A former Napier city councillor charged with murdering his Canadian wife in 2010 remains in custody in British Columbia awaiting the setting of a date for a trial delayed by his own difficulties with lawyers and plans to conduct his own defence.
Peter Beckett, 57, is in Kamloops Regional Correctional Centre, inland northeast of Vancouver.It is hoped a trial date will be scheduled when he makes his next appearance in court on Monday, a courts official in Kamloops told Hawke's Bay Today.
The matter was adjourned last week after an application by defence counsel appointed earlier this year amid a courtroom debate between a judge and Beckett over whether Beckett could represent himself.
A New Zealander raised in Hawke's Bay, he was elected to the Napier council in 1998, and did not seek re-election at the end of the term in 2001.
He moved to Canada about 10 years ago, later marrying Canadian school teacher Laura Letts.

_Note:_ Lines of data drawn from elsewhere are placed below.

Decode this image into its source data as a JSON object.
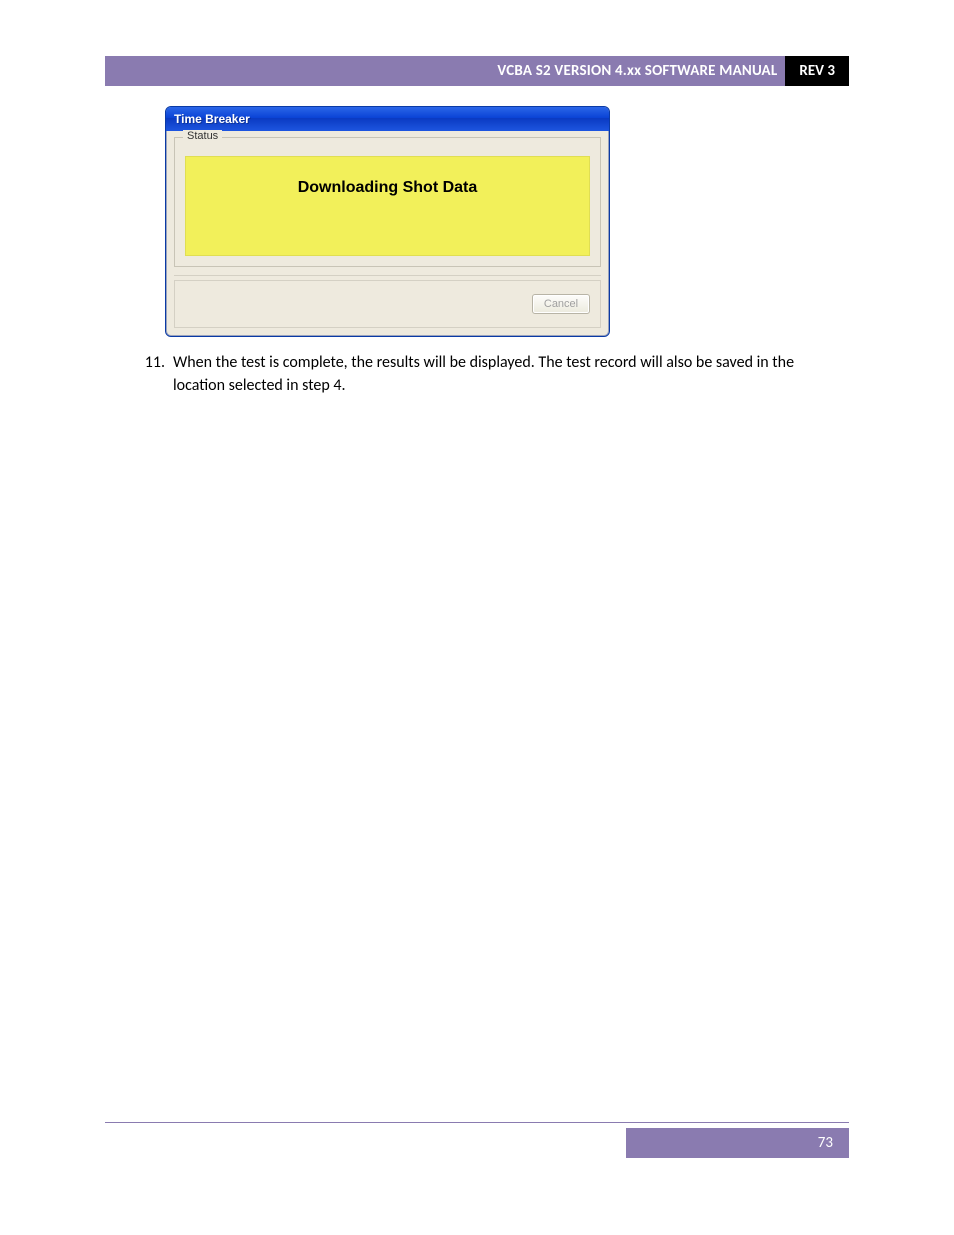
{
  "header": {
    "title": "VCBA S2 VERSION 4.xx SOFTWARE MANUAL",
    "rev": "REV 3"
  },
  "dialog": {
    "title": "Time Breaker",
    "status_legend": "Status",
    "status_message": "Downloading Shot Data",
    "cancel_label": "Cancel"
  },
  "step": {
    "number": "11.",
    "text": "When the test is complete, the results will be displayed. The test record will also be saved in the location selected in step 4."
  },
  "footer": {
    "page_number": "73"
  }
}
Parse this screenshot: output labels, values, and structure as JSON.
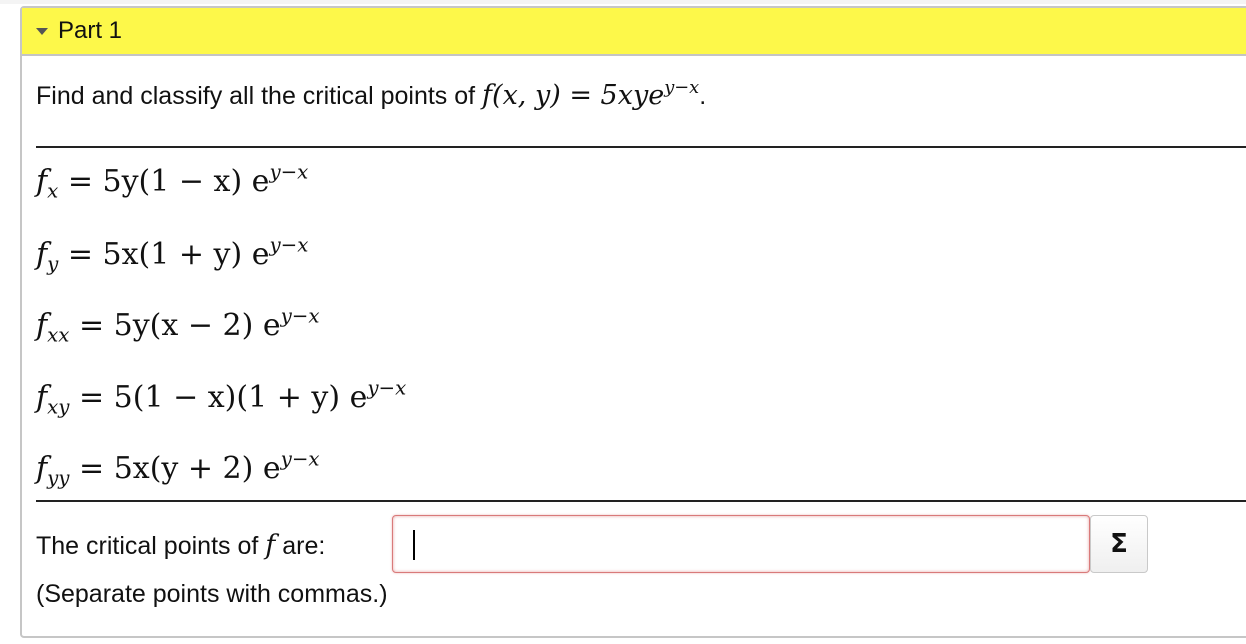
{
  "part": {
    "title": "Part 1"
  },
  "question": {
    "text": "Find and classify all the critical points of",
    "func": "f(x, y) = 5xye",
    "exp": "y−x",
    "end": "."
  },
  "derivatives": [
    {
      "name": "f",
      "sub": "x",
      "rhs": "= 5y(1 − x) e",
      "exp": "y−x"
    },
    {
      "name": "f",
      "sub": "y",
      "rhs": "= 5x(1 + y) e",
      "exp": "y−x"
    },
    {
      "name": "f",
      "sub": "xx",
      "rhs": "= 5y(x − 2) e",
      "exp": "y−x"
    },
    {
      "name": "f",
      "sub": "xy",
      "rhs": "= 5(1 − x)(1 + y) e",
      "exp": "y−x"
    },
    {
      "name": "f",
      "sub": "yy",
      "rhs": "= 5x(y + 2) e",
      "exp": "y−x"
    }
  ],
  "answer": {
    "label": "The critical points of",
    "fname": "f",
    "label_end": "are:",
    "value": "",
    "sigma_label": "Σ",
    "hint": "(Separate points with commas.)"
  },
  "colors": {
    "header_bg": "#fdf84a",
    "input_border_error": "#d97a7a"
  },
  "icons": {
    "header_toggle": "caret-down-icon",
    "math_button": "sigma-icon"
  }
}
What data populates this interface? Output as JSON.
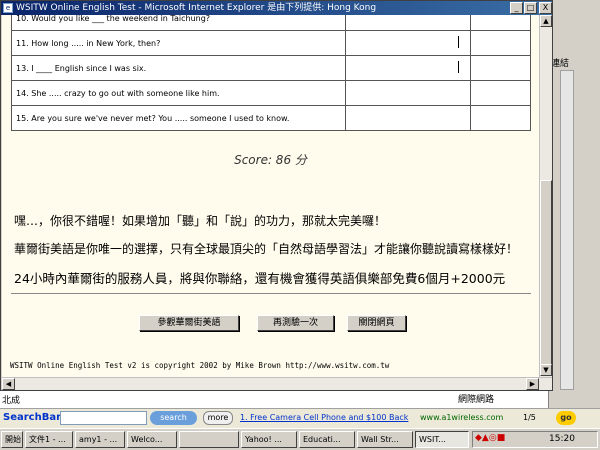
{
  "background": {
    "right_label": "連結",
    "net_status": "網際網路",
    "left_status": "北成"
  },
  "window": {
    "title": "WSITW Online English Test - Microsoft Internet Explorer 是由下列提供: Hong Kong",
    "controls": {
      "minimize": "_",
      "maximize": "□",
      "close": "X"
    }
  },
  "questions": [
    {
      "text": "10. Would you like ___ the weekend in Taichung?"
    },
    {
      "text": "11. How long ..... in New York, then?"
    },
    {
      "text": "13. I ____ English since I was six."
    },
    {
      "text": "14. She ..... crazy to go out with someone like him."
    },
    {
      "text": "15. Are you sure we've never met? You ..... someone I used to know."
    }
  ],
  "score": "Score: 86 分",
  "messages": {
    "line1": "嘿…，你很不錯喔！如果增加「聽」和「說」的功力，那就太完美囉！",
    "line2": "華爾街美語是你唯一的選擇，只有全球最頂尖的「自然母語學習法」才能讓你聽說讀寫樣樣好！",
    "line3": "24小時內華爾街的服務人員，將與你聯絡，還有機會獲得英語俱樂部免費6個月+2000元"
  },
  "buttons": {
    "visit": "參觀華爾街美語",
    "retry": "再測驗一次",
    "close": "關閉網頁"
  },
  "copyright": "WSITW Online English Test v2 is copyright 2002 by Mike Brown http://www.wsitw.com.tw",
  "searchbar": {
    "label": "SearchBar",
    "search_button": "search",
    "more_button": "more",
    "ad_link": "1. Free Camera Cell Phone and $100 Back",
    "ad_url": "www.a1wireless.com",
    "count": "1/5",
    "go": "go"
  },
  "taskbar": {
    "tasks": [
      "開始",
      "文件1 - ...",
      "amy1 - ...",
      "Welco...",
      "",
      "Yahoo! ...",
      "Educati...",
      "Wall Str...",
      "WSIT..."
    ],
    "clock": "15:20"
  }
}
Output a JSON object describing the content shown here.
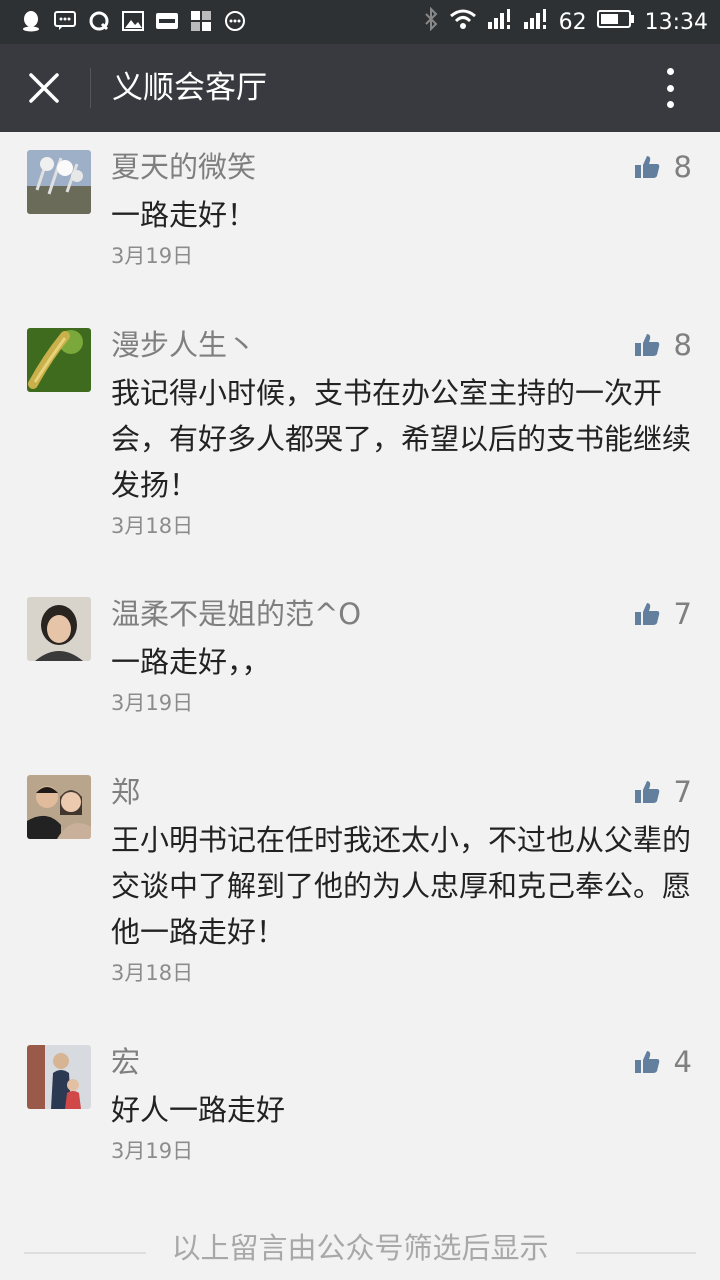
{
  "status_bar": {
    "battery": "62",
    "time": "13:34"
  },
  "header": {
    "title": "义顺会客厅"
  },
  "comments": [
    {
      "nickname": "夏天的微笑",
      "text": "一路走好！",
      "date": "3月19日",
      "likes": "8"
    },
    {
      "nickname": "漫步人生丶",
      "text": "我记得小时候，支书在办公室主持的一次开会，有好多人都哭了，希望以后的支书能继续发扬！",
      "date": "3月18日",
      "likes": "8"
    },
    {
      "nickname": "温柔不是姐的范^O",
      "text": "一路走好，，",
      "date": "3月19日",
      "likes": "7"
    },
    {
      "nickname": "郑",
      "text": "王小明书记在任时我还太小，不过也从父辈的交谈中了解到了他的为人忠厚和克己奉公。愿他一路走好！",
      "date": "3月18日",
      "likes": "7"
    },
    {
      "nickname": "宏",
      "text": "好人一路走好",
      "date": "3月19日",
      "likes": "4"
    }
  ],
  "footer": {
    "note": "以上留言由公众号筛选后显示"
  }
}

They lived north of Edmonton and were on holiday when she died in what was initially thought to have been a fishing mishap on a lake near Revelstoke on August 18, 2010.
It was a year before Beckett was charged with first-degree murder.
However, proceedings were delayed when he was further charged in 2012 with offences relating to allegedly trying, while on remand in prison, to arrange the murder of five people associated with the case.
Last month Beckett challenged a judge's appointment of defence counsel by saying: "You don't think I have the intellect to represent myself." After the judge told him "it's not about intellect, it's about knowledge and expertise", Beckett was reported to have replied: "You think I'm lacking in those?"
"Well, yes," said Supreme Court Justice Ian Meiklem.
"It would be like me walking into Nasa headquarters and saying: I'm going to take over this rocket launch now.
"I'm not equipped to do it, no matter what my intellect might be," the judge said.